Is this “Valid mathematical expression” problem P, or NP?

https://stackoverflow.com/questions/975626

13-09-2019
|

Question

This question is purely out of curiosity. I am off school for the summer, and was going to implement an algorithm to solve this just for fun. That led to the above question, how hard is this problem?

The problem: you are given a list of positive integers, a set of mathematical operators and the equal sign(=). can you create a valid mathematical expression using the integers (in the same order) and the operators (any number of times)?

An example will should clarify any questions:

given: {2, 3, 5, 25} , {+, -, *, /} , {=}
output: YES

the expression (only one i think) is (2 + 3) * 5 = 25. you only need to output YES/NO.

I believe the problem is in NP. I say this because it is a decision problem (YES/NO answer) and I can find a non-deterministic poly time algorithm that decides it.

a. non-deterministically select a sequence of operators to place between the integers.
b. verify you answer is a valid mathematical expression (this can be done in constant time).

In this case, the big question is this: Is the problem in P? (i.e. Is there a deterministic poly time algorithm that decides it?) OR Is the problem NP complete? (i.e. Can a known NP Complete problem be reduced to this? or equivalently Is every NP language poly time reducable to this problem?) OR neither? (i.e. problem in NP but not NP Complete)

Note: This problem statement assumes P not equal to NP. Also, although I am new to Stack Overflow, I am familiar with the homework tag. This is indeed just curiosity, not homework :)

Solution

An straightforward reduction from the Partition problem (which is NP-Complete) - given a set of N integers S, the input to the "Valid Math" problem would be - the elements of S, N-2 '+' operators and an '=' sign.

OTHER TIPS

There seems to be some sort of confusion about how to check for NP-completeness. An NP-complete problem is at least as hard, in a particular sense, as any other problem in NP. Suppose we were comparing to 3SAT, as some posters are trying to do.

Now, reducing the given problem to 3SAT proves nothing. It is then true that, if 3SAT can be solve efficiently (meaning P=NP), the given problem can be solved efficiently. However, if the given problem can be solved efficiently, then perhaps it corresponds only to easy special cases of 3SAT.

We would have to reduce 3SAT to the given problem. This means that we would have to make up a rule to transform arbitrary 3SAT problems to examples of the given problem, such that the solution of the given problem would tell us how to solve the 3SAT problem. This means that 3SAT couldn't be harder than the given problem. Since 3SAT is the hardest possible, then the given problem must also be the hardest possible.

The reduction from the Partition problem works. That problem works like this: given a multiset S of integers, can we divide this into two disjoint subsets that between them include each member of S, such that the sums of the disjoint subsets are equal?

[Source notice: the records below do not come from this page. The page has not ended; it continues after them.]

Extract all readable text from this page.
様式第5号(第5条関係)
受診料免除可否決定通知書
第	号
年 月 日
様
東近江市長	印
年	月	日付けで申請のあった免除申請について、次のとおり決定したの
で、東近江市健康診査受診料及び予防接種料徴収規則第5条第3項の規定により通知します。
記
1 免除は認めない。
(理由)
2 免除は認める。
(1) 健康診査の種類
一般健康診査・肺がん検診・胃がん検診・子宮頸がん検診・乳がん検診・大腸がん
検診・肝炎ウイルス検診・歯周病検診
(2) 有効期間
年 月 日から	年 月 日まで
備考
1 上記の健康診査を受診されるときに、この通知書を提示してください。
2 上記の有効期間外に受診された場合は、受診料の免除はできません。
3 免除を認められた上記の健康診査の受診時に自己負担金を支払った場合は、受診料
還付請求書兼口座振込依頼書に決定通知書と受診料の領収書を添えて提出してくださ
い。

To do this, we construct a sequence beginning with 0, containing each element of S, and then 0. We use {+, -} as the operation set. This means that each element of S will be either added or subtracted to total to 0, meaning that the sum of the added elements is the same as the sum of the subtracted elements.

Therefore, this problem is at least as hard as the Partition problem, since we can solve a example Partition program if we can solve the given one, and is therefore NP-complete.

OK, first, you specify "set" of integers but a set is by definition unordered, so you mean a "list" of integers.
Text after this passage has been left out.